After we were both exhausted from going up and down hill, trying to avoid the pukas (holes) and rocks that littered the landscape while keeping the horses as calm as possible, we finally had them sort of sandwiched between us on a relatively level stretch of ground.
We sat down and waited, slowly ooching towards one another when the horses had their heads down and eyes averted. We now had totally calm horses standing in the twenty feet between us. As Comanche’s curiosity got the better of him and he started investigating the pan of timothy pellets, Tim slowly draped a loop of lead rope over his head. I held my breath as the rope caught on one ear but we finally caught some luck as a little head flip slid the rope completely down around his neck. Once we had him secured by the rope, I was able to get the halter on. Java watched all of this with interest, but was unwilling to come close enough for a repeat performance. With Comanche now in hand, Tim led him in a scramble down the slope back to our house, with Java following close behind. It took us three hours from the time we discovered they were gone until we had them safely back in the paddock.
What we learned was that our latch apparently was not fully closed. It looked like it, since the clip was fully around the chain, but in fact, the chain simply slipped through the clip when one of the horses pushed against the gate. A stupid mistake that could have ended very badly, indeed, and one that neither of us will ever make again. We now check and double-check the chains and clips to ensure that the clip goes through the chain and have even put a secondary clip on the gates in case one opens accidentally, so that there will always be a backup closure. These horses are too precious to risk losing them through carelessness.
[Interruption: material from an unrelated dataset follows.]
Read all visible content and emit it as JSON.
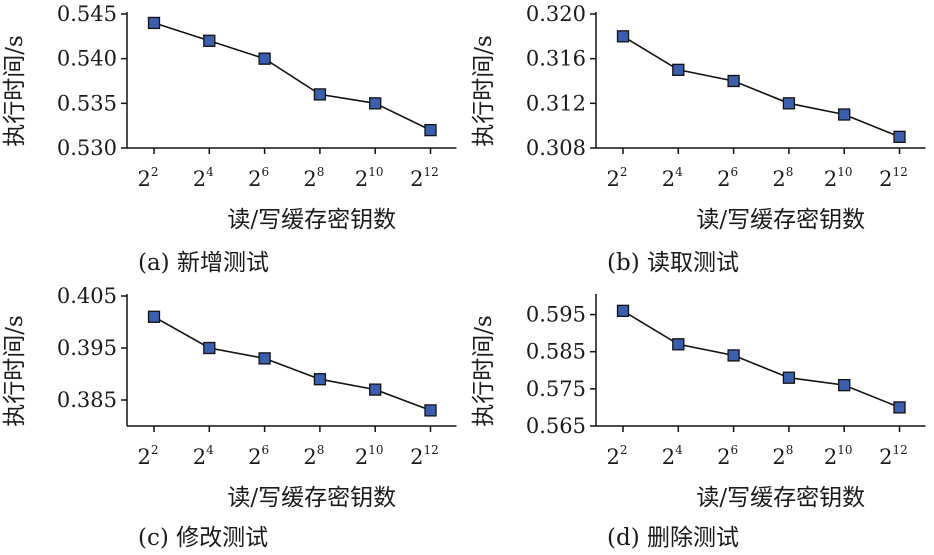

Our new charges were off to a rather inauspicious start, but we were happy to have them back safe and sound, and even more happy that they didn’t seem to be concerned at all about any of the events of the past twenty-four hours. As we checked on them throughout the day, I was flooded with relief that they seemed to be okay. Now that the crisis had been averted, I couldn’t wait to get to know these remarkable little sprites.